First lines are statistics from each scavenger (young collector) thread in following format:

<tid>[<chunk size>]:<num_retire>/<num_blocks>/<blocks_to_claim>

tid - GC thread ID,
chunk size - chunk size in heap words,
num_retire - number of free chunks in PLAB at the end of young GC,
num_blocks - number of chunks allocated from FLS to PLAB during young GC,
blocks_to_claim - desired number of blocks to refill PLAB.
Next few lines show estimated number of chunks (per size) to be preallocated (per GC thread) at beginning of next young collection.

[<chunk size>]: <blocks_to_claim>

Calculating desired block to claim

Initial number of blocks (chunks) per chunk size is configured via -XX:+CMSParPromoteBlocksToClaim JVM command line option (-XX:+OldPLABSize is alias for this option if CMS
GC is used). If resizing of old PLAB is not disabled by -XX:-ResizeOldPLABoption, then desired PLAB size will be adjusted after each young GC.
Ideal desired number per chunk size is calculated by following formula:
block_to_claimideal = MIN(-XX:CMSOldPLABMax, MAX(-XX:CMSOldPLABMin, num_blocks / (-XX:ParallelGCThreads • -XX:CMSOldPLABNumRefills)))
,but effective value is exponentially smoothed over time
blocks_to_claimnext = (1 - w) • blocks_to_claimprev + w • block_to_claimideal
,there w is configured via -XX:OldPLABWeight (0.5 by default).

On-the-fly PLAB resizing

During young collection, if chunk list of certain size will get exhausted, thread will refill it from global free space pool (allocating same number of chunks as at the beginning of collection). Normally thread will have to refill chunk list few times
during collection (-XX:CMSOldPLABNumRefills sets desired number of refills). Though, if initial estimate was too small, GC thread will refill its chunk list too often (refill requires global lock for memory managed, so it may be slow).
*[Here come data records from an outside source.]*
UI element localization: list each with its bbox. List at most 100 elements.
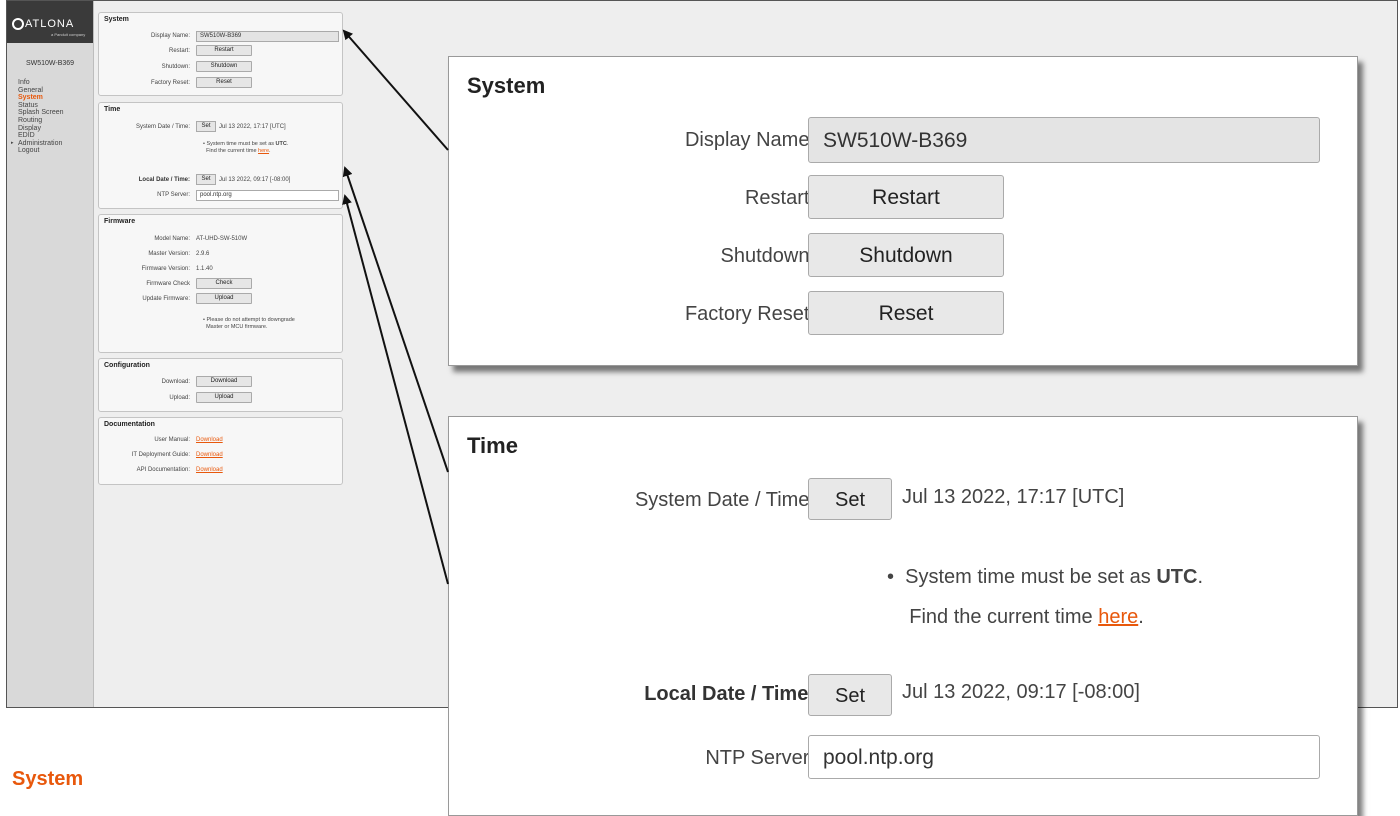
zoom-utc-note-suffix-2: . xyxy=(1138,606,1144,628)
sidebar-item-administration-label: Administration xyxy=(18,139,63,147)
it-guide-label: IT Deployment Guide: xyxy=(131,452,190,458)
utc-note: • System time must be set as UTC. Find t… xyxy=(203,141,289,154)
user-manual-download-link[interactable]: Download xyxy=(196,437,223,443)
zoom-reset-button[interactable]: Reset xyxy=(808,291,1004,335)
ntp-server-label: NTP Server: xyxy=(157,192,190,198)
zoom-set-local-time-button[interactable]: Set xyxy=(808,674,892,716)
panel-title: Documentation xyxy=(104,421,155,428)
shutdown-button[interactable]: Shutdown xyxy=(196,61,252,72)
logo-text: ATLONA xyxy=(25,18,75,30)
sidebar-item-system[interactable]: System xyxy=(18,94,64,102)
atlona-logo-icon xyxy=(12,18,24,30)
firmware-version-value: 1.1.40 xyxy=(196,266,213,272)
zoom-panel-title: System xyxy=(467,73,546,98)
firmware-version-label: Firmware Version: xyxy=(141,266,190,272)
sidebar-item-general[interactable]: General xyxy=(18,87,64,95)
shutdown-label: Shutdown: xyxy=(161,64,190,70)
zoom-shutdown-label: Shutdown: xyxy=(720,245,815,267)
download-config-button[interactable]: Download xyxy=(196,376,252,387)
upload-config-label: Upload: xyxy=(169,395,190,401)
display-name-label: Display Name: xyxy=(150,33,190,39)
downgrade-note-text-2: Master or MCU firmware. xyxy=(206,324,268,330)
utc-note-text-2: Find the current time xyxy=(206,148,259,154)
system-panel: System Display Name: SW510W-B369 Restart… xyxy=(98,12,343,96)
sidebar: ATLONA a Panduit company SW510W-B369 Inf… xyxy=(7,1,94,707)
set-local-time-button[interactable]: Set xyxy=(196,174,216,185)
user-manual-label: User Manual: xyxy=(154,437,190,443)
model-name-value: AT-UHD-SW-510W xyxy=(196,236,248,242)
zoom-restart-label: Restart: xyxy=(744,187,815,209)
upload-config-button[interactable]: Upload xyxy=(196,392,252,403)
zoom-utc-note-text-2: Find the current time xyxy=(909,606,1099,628)
sidebar-item-info[interactable]: Info xyxy=(18,79,64,87)
model-name-label: Model Name: xyxy=(154,236,190,242)
current-time-link[interactable]: here xyxy=(258,148,269,154)
reset-button[interactable]: Reset xyxy=(196,77,252,88)
zoom-current-time-link[interactable]: here xyxy=(1098,606,1138,628)
api-doc-label: API Documentation: xyxy=(136,467,190,473)
ntp-server-field[interactable]: pool.ntp.org xyxy=(196,190,339,201)
set-system-time-button[interactable]: Set xyxy=(196,121,216,132)
panel-title: System xyxy=(104,16,129,23)
zoom-display-name-field[interactable]: SW510W-B369 xyxy=(808,117,1320,163)
logo-bar: ATLONA a Panduit company xyxy=(7,1,93,43)
check-button[interactable]: Check xyxy=(196,278,252,289)
display-name-field[interactable]: SW510W-B369 xyxy=(196,31,339,42)
panel-title: Time xyxy=(104,106,121,113)
firmware-check-label: Firmware Check xyxy=(146,281,190,287)
zoom-utc-note: • System time must be set as UTC. Find t… xyxy=(887,566,1203,628)
zoom-shutdown-button[interactable]: Shutdown xyxy=(808,233,1004,277)
local-date-time-label: Local Date / Time: xyxy=(138,177,190,183)
system-zoom-panel: System Display Name: SW510W-B369 Restart… xyxy=(448,56,1358,366)
time-panel: Time System Date / Time: Set Jul 13 2022… xyxy=(98,102,343,209)
zoom-utc-note-suffix: . xyxy=(1197,566,1203,588)
zoom-set-system-time-button[interactable]: Set xyxy=(808,478,892,520)
sidebar-item-display[interactable]: Display xyxy=(18,125,64,133)
time-zoom-panel: Time System Date / Time: Set Jul 13 2022… xyxy=(448,416,1358,816)
utc-note-text: System time must be set as xyxy=(206,141,276,147)
master-version-value: 2.9.6 xyxy=(196,251,210,257)
api-doc-download-link[interactable]: Download xyxy=(196,467,223,473)
zoom-local-date-time-value: Jul 13 2022, 09:17 [-08:00] xyxy=(902,681,1140,703)
device-name: SW510W-B369 xyxy=(25,60,75,67)
page-heading: System xyxy=(12,768,84,790)
factory-reset-label: Factory Reset: xyxy=(150,80,190,86)
configuration-panel: Configuration Download: Download Upload:… xyxy=(98,358,343,412)
zoom-utc-note-bold: UTC xyxy=(1156,566,1198,588)
upload-firmware-button[interactable]: Upload xyxy=(196,293,252,304)
firmware-panel: Firmware Model Name: AT-UHD-SW-510W Mast… xyxy=(98,214,343,353)
sidebar-item-administration[interactable]: ▸ Administration xyxy=(11,139,64,148)
sidebar-item-status[interactable]: Status xyxy=(18,102,64,110)
it-guide-download-link[interactable]: Download xyxy=(196,452,223,458)
master-version-label: Master Version: xyxy=(148,251,190,257)
downgrade-note-text: Please do not attempt to downgrade xyxy=(206,317,295,323)
sidebar-nav: Info General System Status Splash Screen… xyxy=(11,79,64,155)
local-date-time-value: Jul 13 2022, 09:17 [-08:00] xyxy=(219,177,291,183)
zoom-local-date-time-label: Local Date / Time: xyxy=(644,683,815,705)
sidebar-item-edid[interactable]: EDID xyxy=(18,132,64,140)
zoom-restart-button[interactable]: Restart xyxy=(808,175,1004,219)
logo-subtext: a Panduit company xyxy=(51,32,86,37)
zoom-system-date-time-value: Jul 13 2022, 17:17 [UTC] xyxy=(902,486,1125,508)
zoom-utc-note-text: System time must be set as xyxy=(905,566,1157,588)
download-config-label: Download: xyxy=(161,379,190,385)
documentation-panel: Documentation User Manual: Download IT D… xyxy=(98,417,343,485)
utc-note-suffix: . xyxy=(286,141,289,147)
zoom-ntp-server-field[interactable]: pool.ntp.org xyxy=(808,735,1320,779)
panel-title: Firmware xyxy=(104,218,136,225)
panel-title: Configuration xyxy=(104,362,150,369)
system-date-time-label: System Date / Time: xyxy=(135,124,190,130)
downgrade-note: • Please do not attempt to downgrade Mas… xyxy=(203,317,295,330)
sidebar-item-splash-screen[interactable]: Splash Screen xyxy=(18,109,64,117)
zoom-display-name-label: Display Name: xyxy=(684,129,815,151)
utc-note-bold: UTC xyxy=(275,141,287,147)
restart-button[interactable]: Restart xyxy=(196,45,252,56)
caret-right-icon: ▸ xyxy=(11,139,14,146)
sidebar-item-logout[interactable]: Logout xyxy=(18,147,64,155)
sidebar-item-routing[interactable]: Routing xyxy=(18,117,64,125)
restart-label: Restart: xyxy=(168,48,190,54)
utc-note-suffix-2: . xyxy=(269,148,271,154)
update-firmware-label: Update Firmware: xyxy=(142,296,190,302)
zoom-system-date-time-label: System Date / Time: xyxy=(634,489,815,511)
system-date-time-value: Jul 13 2022, 17:17 [UTC] xyxy=(219,124,286,130)
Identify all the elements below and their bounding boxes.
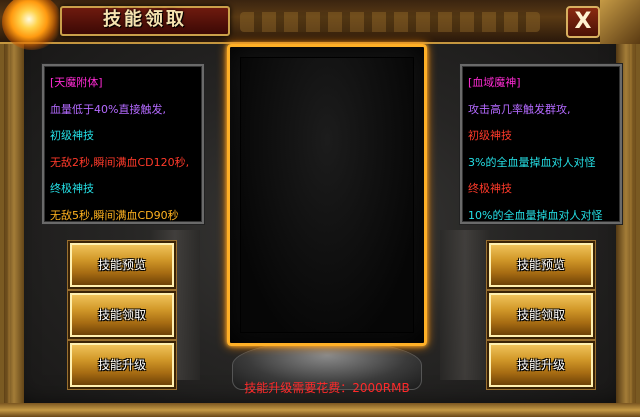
left-skill-upgrade-button[interactable]: 技能升级	[70, 343, 174, 387]
right-skill-preview-button[interactable]: 技能预览	[489, 243, 593, 287]
tier-effect-ultimate: 无敌5秒,瞬间满血CD90秒	[50, 208, 179, 222]
skill-info-panel-right: [血域魔神] 攻击高几率触发群攻, 初级神技 3%的全血量掉血对人对怪 终极神技…	[460, 64, 622, 224]
window-title: 技能领取	[103, 9, 187, 30]
tier-effect-ultimate: 10%的全血量掉血对人对怪	[468, 208, 603, 222]
upgrade-cost-text: 技能升级需要花费：2000RMB	[244, 381, 410, 395]
frame-left-ornament	[4, 40, 24, 410]
left-skill-claim-button[interactable]: 技能领取	[70, 293, 174, 337]
background-pillar-right	[440, 230, 490, 380]
tier-effect-basic: 无敌2秒,瞬间满血CD120秒,	[50, 155, 190, 169]
right-skill-upgrade-button[interactable]: 技能升级	[489, 343, 593, 387]
glowing-orb-icon	[2, 0, 62, 50]
close-button[interactable]: X	[566, 6, 600, 38]
tier-label-ultimate: 终极神技	[50, 182, 94, 195]
skill-trigger: 攻击高几率触发群攻,	[468, 102, 571, 116]
right-skill-claim-button[interactable]: 技能领取	[489, 293, 593, 337]
skill-info-panel-left: [天魔附体] 血量低于40%直接触发, 初级神技 无敌2秒,瞬间满血CD120秒…	[42, 64, 204, 224]
title-bar: 技能领取 X	[0, 0, 640, 50]
tier-effect-basic: 3%的全血量掉血对人对怪	[468, 155, 596, 169]
tier-label-basic: 初级神技	[468, 129, 512, 142]
corner-ornament	[600, 0, 640, 44]
tier-label-ultimate: 终极神技	[468, 182, 512, 195]
frame-bottom-ornament	[0, 403, 640, 417]
tier-label-basic: 初级神技	[50, 129, 94, 142]
skill-preview-display	[240, 57, 414, 333]
left-skill-preview-button[interactable]: 技能预览	[70, 243, 174, 287]
skill-name: [血域魔神]	[468, 76, 521, 89]
skill-trigger: 血量低于40%直接触发,	[50, 102, 166, 116]
skill-preview-frame	[227, 44, 427, 346]
skill-name: [天魔附体]	[50, 76, 103, 89]
title-ornament	[240, 12, 540, 32]
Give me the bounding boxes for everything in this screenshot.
If on-the-fly PLAB resizing
is enabled JVM will try to detect such conditions as resize PLAB in the middle of young collection.
-XX:+CMSOldPLABResizeQuicker will enable on-the-fly PLAB resizing (disabled by default).
Few more options offer additional tuning:
-XX:CMSOldPLABToleranceFactor=4 – tolerance of the phase-change detector for on-the-fly PLAB resizing during a scavenge.
-XX:CMSOldPLABReactivityFactor=2 – gain in the feedback loop for on-the-fly PLAB resizing В during a scavenge.
-XX:CMSOldPLABReactivityCeiling=10 – clamping of the gain in the feedback loop for on-the-fly PLAB resizing during a scavenge.

Conclusion

I have spent some time digging though OpenJDK code to make sure, that I'm getting that thing now. It was educating. This article has brought up and explained few more arcane JVM options,В though I doubt that I will ever use them in practice. Problem with
heap fragmentation is that you have to run application for really long time before fragmentation will manifest itself. Most of options above require trial and error path (even though -XX:+PrintOldPLAB might give you some insights about your application) .
It much easier just to give damn JVM little more memory (hey, RAM is cheap nowadays) than spend day tuning arcane options.
Anyway, I hope it was as education for you as it was for me.